Wie viel ist ein regelmäßiges Einkommen von 100 wert? Um das zu beurteilen,
benötigt man einen passenden Vergleich. Die durchschnittliche Rendite aller
Projekte, die die Menschheit je unternommen hat, liegt bei 7-8%. Dies
entspricht historisch auch der Rendite, die man langfristig mit dem Kauf von
Aktien oder Immobilien erzielen konnte. Also liegt der faire Wert bei
rund 13 mal 100 = 1.300. Damit beträgt meine "Dividendenrendite" 7,7%
(100/1300).
Zahlen würde ich dagegen immer 30-50% weniger, um so eine Sicherheit zu
haben, da es in der Wirklichkeit an der "Regelmäßigkeit" mangelt.

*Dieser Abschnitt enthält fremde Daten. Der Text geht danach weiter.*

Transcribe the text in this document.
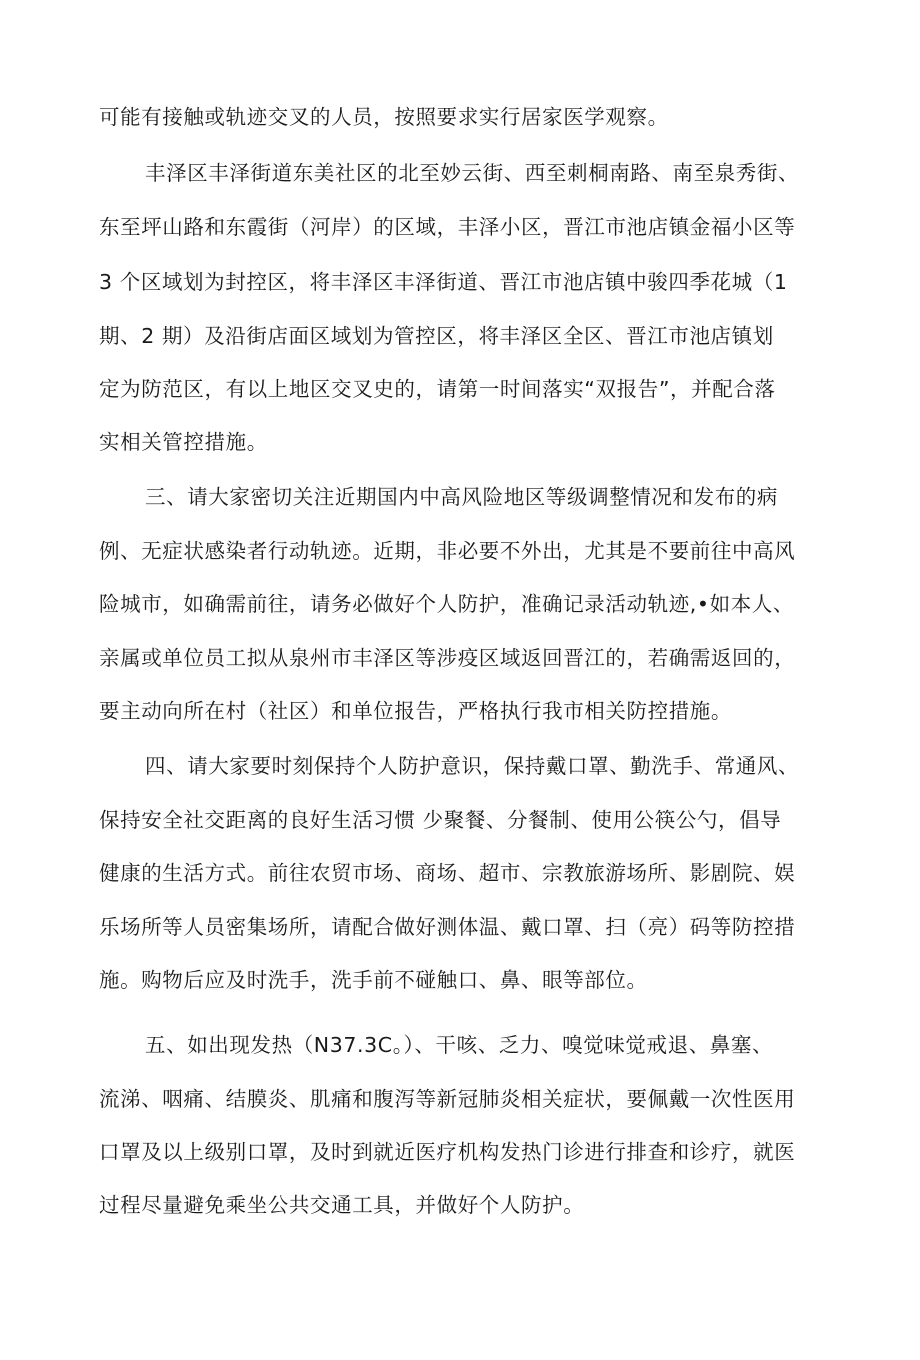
可能有接触或轨迹交叉的人员，按照要求实行居家医学观察。
丰泽区丰泽街道东美社区的北至妙云街、西至刺桐南路、南至泉秀街、
东至坪山路和东霞街（河岸）的区域，丰泽小区，晋江市池店镇金福小区等
3 个区域划为封控区，将丰泽区丰泽街道、晋江市池店镇中骏四季花城（1
期、2 期）及沿街店面区域划为管控区，将丰泽区全区、晋江市池店镇划
定为防范区，有以上地区交叉史的，请第一时间落实“双报告”，并配合落
实相关管控措施。
三、请大家密切关注近期国内中高风险地区等级调整情况和发布的病
例、无症状感染者行动轨迹。近期，非必要不外出，尤其是不要前往中高风
险城市，如确需前往，请务必做好个人防护，准确记录活动轨迹,•如本人、
亲属或单位员工拟从泉州市丰泽区等涉疫区域返回晋江的，若确需返回的，
要主动向所在村（社区）和单位报告，严格执行我市相关防控措施。
四、请大家要时刻保持个人防护意识，保持戴口罩、勤洗手、常通风、
保持安全社交距离的良好生活习惯 少聚餐、分餐制、使用公筷公勺，倡导
健康的生活方式。前往农贸市场、商场、超市、宗教旅游场所、影剧院、娱
乐场所等人员密集场所，请配合做好测体温、戴口罩、扫（亮）码等防控措
施。购物后应及时洗手，洗手前不碰触口、鼻、眼等部位。
五、如出现发热（N37.3C。）、干咳、乏力、嗅觉味觉戒退、鼻塞、
流涕、咽痛、结膜炎、肌痛和腹泻等新冠肺炎相关症状，要佩戴一次性医用
口罩及以上级别口罩，及时到就近医疗机构发热门诊进行排查和诊疗，就医
过程尽量避免乘坐公共交通工具，并做好个人防护。
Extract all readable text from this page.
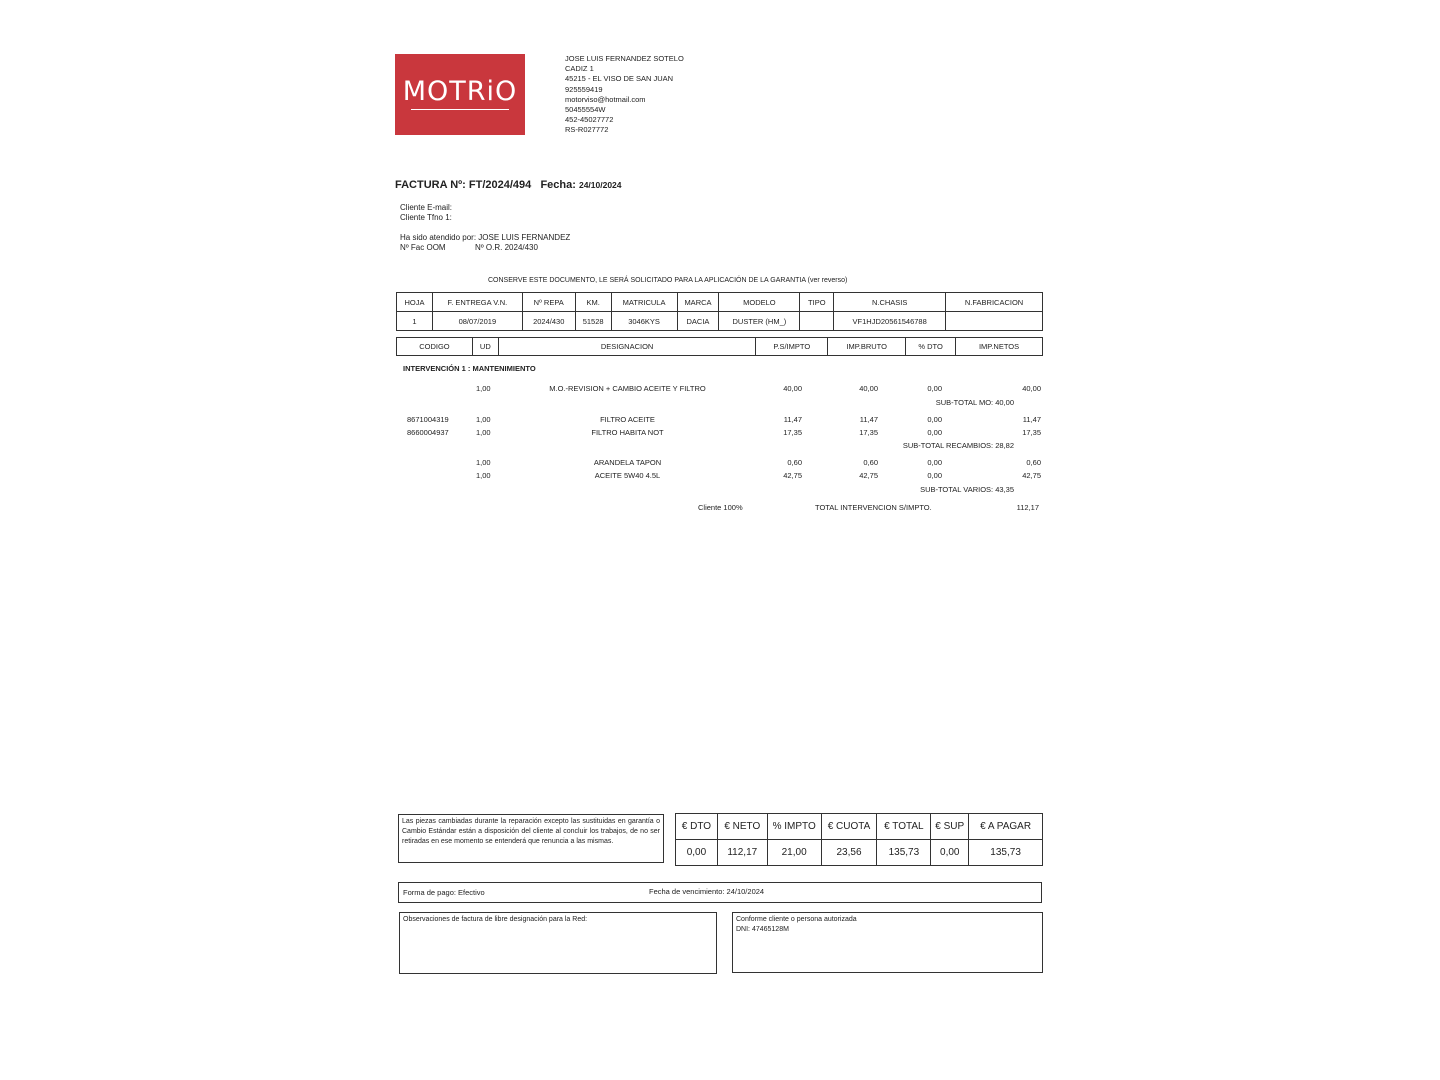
MOTRiO
JOSE LUIS FERNANDEZ SOTELO
CADIZ 1
45215 - EL VISO DE SAN JUAN
925559419
motorviso@hotmail.com
50455554W
452-45027772
RS-R027772
FACTURA Nº: FT/2024/494 Fecha: 24/10/2024
Cliente E-mail:
Cliente Tfno 1:
Ha sido atendido por: JOSE LUIS FERNANDEZ
Nº Fac OOM	Nº O.R. 2024/430
CONSERVE ESTE DOCUMENTO, LE SERÁ SOLICITADO PARA LA APLICACIÓN DE LA GARANTIA (ver reverso)
HOJA	F. ENTREGA V.N.	Nº REPA	KM.	MATRICULA	MARCA	MODELO	TIPO	N.CHASIS	N.FABRICACION
1	08/07/2019	2024/430	51528	3046KYS	DACIA	DUSTER (HM_)		VF1HJD20561546788	
CODIGO	UD	DESIGNACION	P.S/IMPTO	IMP.BRUTO	% DTO	IMP.NETOS
INTERVENCIÓN 1 : MANTENIMIENTO
1,00	M.O.-REVISION + CAMBIO ACEITE Y FILTRO	40,00	40,00	0,00	40,00
SUB-TOTAL MO: 40,00
8671004319	1,00	FILTRO ACEITE	11,47	11,47	0,00	11,47
8660004937	1,00	FILTRO HABITA NOT	17,35	17,35	0,00	17,35
SUB-TOTAL RECAMBIOS: 28,82
1,00	ARANDELA TAPON	0,60	0,60	0,00	0,60
1,00	ACEITE 5W40 4.5L	42,75	42,75	0,00	42,75
SUB-TOTAL VARIOS: 43,35
Cliente 100%	TOTAL INTERVENCION S/IMPTO.	112,17
Las piezas cambiadas durante la reparación excepto las sustituidas en garantía o Cambio Estándar están a disposición del cliente al concluir los trabajos, de no ser retiradas en ese momento se entenderá que renuncia a las mismas.
€ DTO	€ NETO	% IMPTO	€ CUOTA	€ TOTAL	€ SUP	€ A PAGAR
0,00	112,17	21,00	23,56	135,73	0,00	135,73
Forma de pago: Efectivo	Fecha de vencimiento: 24/10/2024
Observaciones de factura de libre designación para la Red:	Conforme cliente o persona autorizada
DNI: 47465128M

Also nicht mehr als 1.000, das 10- fache des Einkommens. Der Kapitaleinsatz des
Unternehmens (das Eigenkapital) beträgt nicht zufällig auch 1.300, da ja -wie gesagt
- alle Projekte im Durchschnitt nur ca. 7-8% Rendite erzielen, mithin auch die Investitionen in
Betriebskapital (Anlage- und Umlaufvermögen minus aller Schulden).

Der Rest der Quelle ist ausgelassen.